Il progetto politico del ‘Centro’ lanciato da Matteo Renzi è, forse, la vera novità politica in vista delle prossime elezioni europee. Un progetto, però, che è destinato a cambiare anche gli equilibri politici nel nostro paese, al di là delle battute e degli anatemi di chi inizia ad intravedere la messa in discussione dei vecchi organigrammi gestiti dai vecchi partiti.

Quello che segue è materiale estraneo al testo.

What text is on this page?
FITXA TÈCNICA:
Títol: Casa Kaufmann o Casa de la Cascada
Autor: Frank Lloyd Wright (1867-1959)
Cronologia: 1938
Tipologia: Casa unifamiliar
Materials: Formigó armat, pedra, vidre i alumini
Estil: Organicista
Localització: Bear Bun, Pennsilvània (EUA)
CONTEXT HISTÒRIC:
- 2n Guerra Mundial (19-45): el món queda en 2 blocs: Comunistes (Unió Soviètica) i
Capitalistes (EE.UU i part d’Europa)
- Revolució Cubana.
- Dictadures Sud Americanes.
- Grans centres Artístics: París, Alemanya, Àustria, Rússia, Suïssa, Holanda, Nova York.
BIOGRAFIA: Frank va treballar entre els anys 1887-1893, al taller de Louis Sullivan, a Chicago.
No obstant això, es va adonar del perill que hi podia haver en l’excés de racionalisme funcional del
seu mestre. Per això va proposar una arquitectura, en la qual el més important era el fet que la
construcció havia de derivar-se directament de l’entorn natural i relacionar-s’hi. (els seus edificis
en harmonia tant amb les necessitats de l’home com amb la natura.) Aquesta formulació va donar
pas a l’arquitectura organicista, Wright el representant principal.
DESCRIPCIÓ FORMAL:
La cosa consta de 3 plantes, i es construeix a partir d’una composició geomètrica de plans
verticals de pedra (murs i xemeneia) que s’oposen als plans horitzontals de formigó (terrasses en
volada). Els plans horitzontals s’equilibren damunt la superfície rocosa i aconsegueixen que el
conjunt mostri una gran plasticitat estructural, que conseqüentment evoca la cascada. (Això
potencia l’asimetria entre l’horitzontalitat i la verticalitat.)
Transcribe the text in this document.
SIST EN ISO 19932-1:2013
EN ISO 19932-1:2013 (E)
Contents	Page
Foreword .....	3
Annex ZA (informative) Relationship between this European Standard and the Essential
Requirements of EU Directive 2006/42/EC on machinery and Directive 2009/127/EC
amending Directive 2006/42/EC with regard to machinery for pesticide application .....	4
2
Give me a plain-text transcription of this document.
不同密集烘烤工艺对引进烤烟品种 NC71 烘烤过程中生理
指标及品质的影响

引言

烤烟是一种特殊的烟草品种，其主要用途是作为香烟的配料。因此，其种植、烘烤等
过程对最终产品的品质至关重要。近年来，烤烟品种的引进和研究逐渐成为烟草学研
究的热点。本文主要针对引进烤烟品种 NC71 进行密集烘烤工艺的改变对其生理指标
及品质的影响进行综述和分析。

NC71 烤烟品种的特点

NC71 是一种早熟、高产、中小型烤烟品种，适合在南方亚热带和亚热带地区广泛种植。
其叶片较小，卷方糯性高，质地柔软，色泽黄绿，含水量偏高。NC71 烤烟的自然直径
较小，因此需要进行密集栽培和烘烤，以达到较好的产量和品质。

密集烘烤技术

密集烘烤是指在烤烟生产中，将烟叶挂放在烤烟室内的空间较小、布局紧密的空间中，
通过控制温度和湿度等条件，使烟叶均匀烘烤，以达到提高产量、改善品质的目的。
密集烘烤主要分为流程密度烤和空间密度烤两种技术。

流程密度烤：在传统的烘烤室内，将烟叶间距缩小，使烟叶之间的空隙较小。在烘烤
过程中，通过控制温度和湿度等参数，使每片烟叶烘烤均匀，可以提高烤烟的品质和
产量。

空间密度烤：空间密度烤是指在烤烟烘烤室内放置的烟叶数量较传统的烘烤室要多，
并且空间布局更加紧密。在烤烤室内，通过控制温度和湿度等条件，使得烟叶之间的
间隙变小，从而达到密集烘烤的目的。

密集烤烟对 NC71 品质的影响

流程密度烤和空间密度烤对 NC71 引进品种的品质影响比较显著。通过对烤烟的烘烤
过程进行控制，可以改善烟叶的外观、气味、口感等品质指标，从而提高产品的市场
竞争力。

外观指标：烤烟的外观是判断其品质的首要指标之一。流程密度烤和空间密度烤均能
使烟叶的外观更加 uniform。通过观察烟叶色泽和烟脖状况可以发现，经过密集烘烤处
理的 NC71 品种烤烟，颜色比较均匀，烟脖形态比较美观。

Del resto, era abbastanza evidente che qualcosa doveva capitare. La camicia di forza di un ‘bipolarismo selvaggio’ sempre più bislacco ed innaturale non poteva essere a lungo la cornice entro la quale si articola la stessa dialettica politica italiana. La permanente radicalizzazione della lotta politica da un lato e la marcata polarizzazione ideologica dei vari partiti dall’altro sono categorie che semplicemente non rientrano nella fisiologica e storica democrazia dell’alternanza praticata nel nostro paese. Neanche durante l’intera prima repubblica, seppur caratterizzata da altre costanti politiche, culturali e storiche, si declinava una radicalizzazione politica così violenta e virulenta.

Certo, il ritorno di una sinistra populista con Conte e radicale e massimalista con Schlein ha indubbiamente favorito questo contrasto insanabile con lo schieramento avverso trovando una convergenza, speculare, con i settori sovranisti della destra. Un modello, comunque sia, scarsamente praticabile nella democrazia italiana se non in periodi eccezionali e del tutto singolari e temporanei.

Come, appunto, nell’attuale fase politica. Ora, tutti sanno che nel nostro paese, storicamente, si è governato e si continua a governare “dal centro” e “al centro”. Una costante, questa, che trova conferma anche con l’attuale Governo di Giorgia Meloni, al di là della stessa composizione politica della maggioranza. Ma, come è noto a quasi tutti, il Centro e “la politica di centro” non possono essere praticati, declinati e gestiti da chi è culturalmente, politicamente e storicamente distinto e distante, se non addirittura alternativo, a quel metodo, a quella cultura politica e a quella sensibilità ideale.

Lo può fare per un po’ di tempo ma poi è inevitabile che il tempo si incarica di smentire la bontà di quella scimmiottatura. Ed è quello che puntualmente sta avvenendo anche nella nostra cittadella politica. Ecco perché il progetto lanciato da Matteo Renzi e che ha immediatamente registrato l’adesione e l’entusiasmo di quelle culture politiche e di quei soggetti politici che storicamente non si riconoscono nella radicalizzazione della lotta politica – a cominciare dai cattolici democratici, popolari e sociali – è destinato a mietere consensi man mano che si attenuano le inevitabili diffidenze e perplessità di chi vuole testardamente continuare a conservare lo status quo.

Una proposta, quindi, che è destinata inesorabilmente a crescere occupando uno spazio politico che sino ad oggi è stato praticamente scoperto e senza rappresentanza. Un ‘Centro’, infine, dinamico e riformista che sia in grado di declinare e di praticare una vera e propria “politica di centro” e che sia autenticamente plurale. Cioè espressione e rappresentativo di tradizioni culturali e di esperienze politiche riconducibili all’universo valoriale e politico centrista.

Una sorta, appunto, di ‘simil Margherita’, ovviamente rivista ed aggiornata ma che ricalca quella esperienza come ruolo politico, profilo culturale e modello organizzativo. E l’intuizione di Renzi, al riguardo, coglie nel segno perché oltre a dare voce e rappresentanza politica ed istituzionale a mondi vitali e realtà civili da ormai troppo tempo ai margini della politica italiana, è anche in grado di sprigionare un progetto necessario e sempre più indispensabile per la qualità della nostra democrazia, la credibilità delle nostre istituzioni e la stessa efficacia dell’azione di governo.